We had an interesting crowd of people. A couple and their kids who teach music education in a secondary school, a programmer with 20 years Microsoft experience and a retired ex-army engineer.

Initially, Matt introduced the Pi and went through the Raspi’s ports and how to get the basics setup of the Pi to get to a GUI stage. He discussed the various programming languages it supports and the difference between the server version of Linux and the GUI. All parties were highly interested in understanding the Terminal and not just the GUI side of Linux.

I then discussed my personal experience with the Pi, the various issues I had, installing Linux and getting the group to understand the Asterisk Open Source Telephony System.

I then went ahead and demonstrated some basic home automation, controlling lighting using a simple web page as seen in my blog (moishtech.blogspot.com). For the second part of the demonstration, I displayed Asterisk running on the PI and went ahead to show the group how I simply control home lighting using the Telephony Application using just the PI and a simple relay circuit.

One of the group members had their PI with them and wanted to understand how to set up the SD card using a Apple iMac. A set of instructions were given to all users on how to get started with the PI and getting the image on to an SD card using a Mac. We then split the group up. Matt took a couple into his office where an install and setup of the SD image was done using an iMac whilst I discussed with the more technical people the working of server based Linux.

The event started at 4:30pm although people arrived and snacked earlier. We left an open time to end and people chose to leave at different times, the last two people left around 7pm.

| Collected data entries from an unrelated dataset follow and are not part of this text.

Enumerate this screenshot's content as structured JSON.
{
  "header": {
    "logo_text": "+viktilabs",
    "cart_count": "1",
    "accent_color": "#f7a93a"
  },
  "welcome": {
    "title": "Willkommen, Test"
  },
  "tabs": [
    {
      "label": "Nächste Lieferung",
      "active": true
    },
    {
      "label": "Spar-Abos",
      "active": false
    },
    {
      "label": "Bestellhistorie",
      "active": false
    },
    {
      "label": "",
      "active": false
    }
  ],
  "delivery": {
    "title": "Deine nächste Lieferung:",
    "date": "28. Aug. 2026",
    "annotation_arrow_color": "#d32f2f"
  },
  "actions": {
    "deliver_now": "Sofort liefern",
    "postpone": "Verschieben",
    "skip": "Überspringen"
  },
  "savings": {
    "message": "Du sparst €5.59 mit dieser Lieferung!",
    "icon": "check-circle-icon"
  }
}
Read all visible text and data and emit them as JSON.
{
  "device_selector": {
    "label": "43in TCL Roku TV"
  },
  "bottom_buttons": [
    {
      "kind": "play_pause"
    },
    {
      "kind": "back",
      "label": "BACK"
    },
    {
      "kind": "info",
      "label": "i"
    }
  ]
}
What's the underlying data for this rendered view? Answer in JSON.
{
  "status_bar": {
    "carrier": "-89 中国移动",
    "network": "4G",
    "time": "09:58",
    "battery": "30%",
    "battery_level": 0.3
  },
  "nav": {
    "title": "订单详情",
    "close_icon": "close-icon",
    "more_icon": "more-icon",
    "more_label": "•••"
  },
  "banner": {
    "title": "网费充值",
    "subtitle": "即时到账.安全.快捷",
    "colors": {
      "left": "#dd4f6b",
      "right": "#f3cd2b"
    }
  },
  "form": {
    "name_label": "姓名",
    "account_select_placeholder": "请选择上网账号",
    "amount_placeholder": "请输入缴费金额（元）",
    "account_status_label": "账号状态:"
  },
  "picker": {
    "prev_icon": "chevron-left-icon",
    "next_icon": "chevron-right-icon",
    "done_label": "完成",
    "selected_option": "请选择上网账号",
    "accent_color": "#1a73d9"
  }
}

All in all, it was a fantastic experience and having a small group of people in this initial event allowed us to understand how to handle the diverse requirements of people getting hold of the Raspi and will allow us going forward to manage a larger groups expectations.

Durham RaspberryJam 12.09.12

On Wednesday 12th September, Durham Johnstone school hosted the first Durham RaspberryJam event. Mark Thornber a teacher at the school has written a review of the evening here. They are planning to host the next one on Wednesday 14th November.

Mark was a little nervous about hosting the event in the first place. Mark says “A very informal event seemed to go smoothly.  We had about 45 in attendance at the peak with a wide variety of expertise and experience. Lots of contacts were made and there were opportunities to experiment with some kit already set up and swap tips in between some (slightly) more formal presentations.”